Academics have three ways of gaining income and status in their profession. One is by being hired by a university, preferably a top university, preferably with tenure. A second is by publishing articles in journals, preferably top journals. A third is by publishing original work that the rest of their profession finds convincing. What are the implications for each of being a dissident, someone who rejects the current orthodoxy in one's field?
Hiring and promotion decisions are made by the senior faculty members, who mostly subscribe to the orthodoxy—that, after all, is what it means for a view to be orthodoxy. From the standpoint of the people deciding the dissident's fate, he is someone who has rejected truth in favor of error—not a job qualification. If sufficiently able he may overcome that handicap by persuading them that he is brilliant, technically able, unusually hard working. But it will not be easy.
Much the same applies to the second route to success. The articles he submits will be reviewed by other people in his field. They too are likely to subscribe to the orthodoxy he rejects. Here again, the situation is not hopeless. If an article is sufficiently brilliant, the reviewer may conclude that it is worth publishing even if wrong. He may even be convinced that it is right. But that is not the way to bet. Most of us are more open minded in theory than in practice.
It is only with regard to the third route that being a dissident can be an advantage. Work that supports what everyone else already believes may get you hired and published, but work that offers convincing arguments against the accepted view and for an alternative attracts more attention, not all of it hostile. It may make you the leader of a new school of thought within your field. It may even win you a Nobel prize.
In order to achieve that sort of success, however, you have to get your work published. It also helps if you are offering your arguments from the pulpit provided by a tenured position at a top university. Those are conditions that the dissident may have trouble satisfying. I am not arguing that new views can never replace old—obviously they sometimes do. But the situation as I have observed it is the precise opposite of the rosy picture offered by Nordhaus.
So much for theory—what about evidence?
In an earlier post, I offered an example of how dissident views are treated in practice, a prominent university that pushed out three different academics, two of them economists, because of their unconventional views—views for which all three later received Nobel prizes. In the case of the economists we know it was deliberate because the document saying so, written by the department chairman responsible, was carelessly passed on to a later chairman with different views.
For a second piece of evidence, I offer a story. It comes from Leo Rosten, an author who was a friend of my parents. It probably dates from sometime in the late fifties or early sixties.

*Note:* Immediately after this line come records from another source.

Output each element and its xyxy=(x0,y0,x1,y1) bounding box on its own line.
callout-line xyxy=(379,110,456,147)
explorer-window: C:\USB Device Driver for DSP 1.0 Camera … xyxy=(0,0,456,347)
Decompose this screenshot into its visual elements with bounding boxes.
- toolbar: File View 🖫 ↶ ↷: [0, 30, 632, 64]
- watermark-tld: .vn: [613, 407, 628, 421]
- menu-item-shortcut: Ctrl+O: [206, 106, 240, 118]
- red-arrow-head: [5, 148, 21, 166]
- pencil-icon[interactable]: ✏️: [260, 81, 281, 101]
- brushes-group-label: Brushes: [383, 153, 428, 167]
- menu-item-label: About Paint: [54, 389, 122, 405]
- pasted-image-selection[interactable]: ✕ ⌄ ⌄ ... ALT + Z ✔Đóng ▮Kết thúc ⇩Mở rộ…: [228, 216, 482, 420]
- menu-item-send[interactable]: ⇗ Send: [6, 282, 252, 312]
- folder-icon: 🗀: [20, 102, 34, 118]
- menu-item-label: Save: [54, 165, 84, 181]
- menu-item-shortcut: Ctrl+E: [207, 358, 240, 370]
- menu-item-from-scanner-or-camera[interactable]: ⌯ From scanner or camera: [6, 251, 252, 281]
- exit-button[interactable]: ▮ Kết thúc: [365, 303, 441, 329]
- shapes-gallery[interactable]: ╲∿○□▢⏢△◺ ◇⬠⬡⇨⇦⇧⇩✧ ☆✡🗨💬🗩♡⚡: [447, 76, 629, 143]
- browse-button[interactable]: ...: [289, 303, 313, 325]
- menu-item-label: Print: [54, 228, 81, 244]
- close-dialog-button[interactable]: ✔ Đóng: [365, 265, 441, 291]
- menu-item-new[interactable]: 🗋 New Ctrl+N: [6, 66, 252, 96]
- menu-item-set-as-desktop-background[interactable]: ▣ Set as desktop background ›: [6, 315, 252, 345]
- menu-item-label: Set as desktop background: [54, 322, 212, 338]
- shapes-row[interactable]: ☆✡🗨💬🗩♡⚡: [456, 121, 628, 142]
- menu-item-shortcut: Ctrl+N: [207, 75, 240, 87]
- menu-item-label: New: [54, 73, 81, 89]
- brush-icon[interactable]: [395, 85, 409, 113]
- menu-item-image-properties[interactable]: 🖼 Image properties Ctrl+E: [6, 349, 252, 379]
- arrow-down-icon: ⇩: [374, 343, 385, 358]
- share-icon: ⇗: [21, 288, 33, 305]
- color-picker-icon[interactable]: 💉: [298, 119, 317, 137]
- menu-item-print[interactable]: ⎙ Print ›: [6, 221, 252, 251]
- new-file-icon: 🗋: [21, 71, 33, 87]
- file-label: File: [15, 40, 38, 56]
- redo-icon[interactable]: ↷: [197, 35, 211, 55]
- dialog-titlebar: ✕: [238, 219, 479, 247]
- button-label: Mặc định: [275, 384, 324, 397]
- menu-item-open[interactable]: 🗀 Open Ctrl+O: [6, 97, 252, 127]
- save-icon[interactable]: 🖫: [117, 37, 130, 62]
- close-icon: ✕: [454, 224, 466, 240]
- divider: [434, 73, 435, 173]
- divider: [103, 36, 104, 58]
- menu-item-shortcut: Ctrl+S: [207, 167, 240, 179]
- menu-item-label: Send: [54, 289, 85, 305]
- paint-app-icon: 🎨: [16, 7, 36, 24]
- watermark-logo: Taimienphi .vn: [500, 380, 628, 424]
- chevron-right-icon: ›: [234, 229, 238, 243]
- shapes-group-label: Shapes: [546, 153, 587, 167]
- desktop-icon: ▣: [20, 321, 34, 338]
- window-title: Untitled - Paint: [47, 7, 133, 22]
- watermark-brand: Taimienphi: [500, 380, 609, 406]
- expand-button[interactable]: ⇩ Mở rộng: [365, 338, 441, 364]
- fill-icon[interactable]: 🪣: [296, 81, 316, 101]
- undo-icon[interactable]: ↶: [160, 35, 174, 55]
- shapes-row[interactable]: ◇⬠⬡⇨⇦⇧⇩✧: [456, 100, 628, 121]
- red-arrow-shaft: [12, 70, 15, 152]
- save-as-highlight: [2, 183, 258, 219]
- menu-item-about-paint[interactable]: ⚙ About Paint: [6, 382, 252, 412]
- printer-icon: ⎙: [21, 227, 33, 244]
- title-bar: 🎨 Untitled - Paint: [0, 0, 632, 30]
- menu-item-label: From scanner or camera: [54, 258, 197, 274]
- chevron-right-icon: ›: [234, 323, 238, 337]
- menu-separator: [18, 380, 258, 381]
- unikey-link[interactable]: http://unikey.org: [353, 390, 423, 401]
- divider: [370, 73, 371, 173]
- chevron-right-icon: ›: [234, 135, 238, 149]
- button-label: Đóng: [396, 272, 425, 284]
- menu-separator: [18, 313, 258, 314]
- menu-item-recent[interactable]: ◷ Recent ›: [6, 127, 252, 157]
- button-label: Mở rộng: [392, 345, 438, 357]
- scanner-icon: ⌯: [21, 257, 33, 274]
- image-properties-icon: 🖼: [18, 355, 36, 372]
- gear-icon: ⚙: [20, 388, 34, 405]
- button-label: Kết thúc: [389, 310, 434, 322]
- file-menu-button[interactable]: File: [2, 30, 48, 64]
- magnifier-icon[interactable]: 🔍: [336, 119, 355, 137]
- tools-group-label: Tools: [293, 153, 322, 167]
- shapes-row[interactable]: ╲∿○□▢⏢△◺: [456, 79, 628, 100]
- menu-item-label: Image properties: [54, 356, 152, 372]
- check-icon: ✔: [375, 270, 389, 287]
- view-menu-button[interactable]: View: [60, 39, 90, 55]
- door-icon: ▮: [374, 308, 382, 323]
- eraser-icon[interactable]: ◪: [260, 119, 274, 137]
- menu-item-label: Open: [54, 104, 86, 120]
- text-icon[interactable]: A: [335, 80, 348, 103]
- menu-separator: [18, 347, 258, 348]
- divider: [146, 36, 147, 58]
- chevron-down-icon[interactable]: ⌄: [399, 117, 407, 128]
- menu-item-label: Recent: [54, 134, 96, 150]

One one occasion, Leo asked an MIT economist about minimum wage laws and got the conventional answer—that they reduce employment opportunities for unskilled workers by pushing up the cost of hiring them. He asked if that was the view of most economists and was told that it was. He asked why, in that case, economists did not make an effort to inform the public of the problem.
"I guess we're afraid of sounding as if we agree with Milton Friedman."
I cannot prove that the story is true, but after fifty some years in academia from freshman on it strikes me as a good deal more plausible than Professor Nordhaus' rosy view.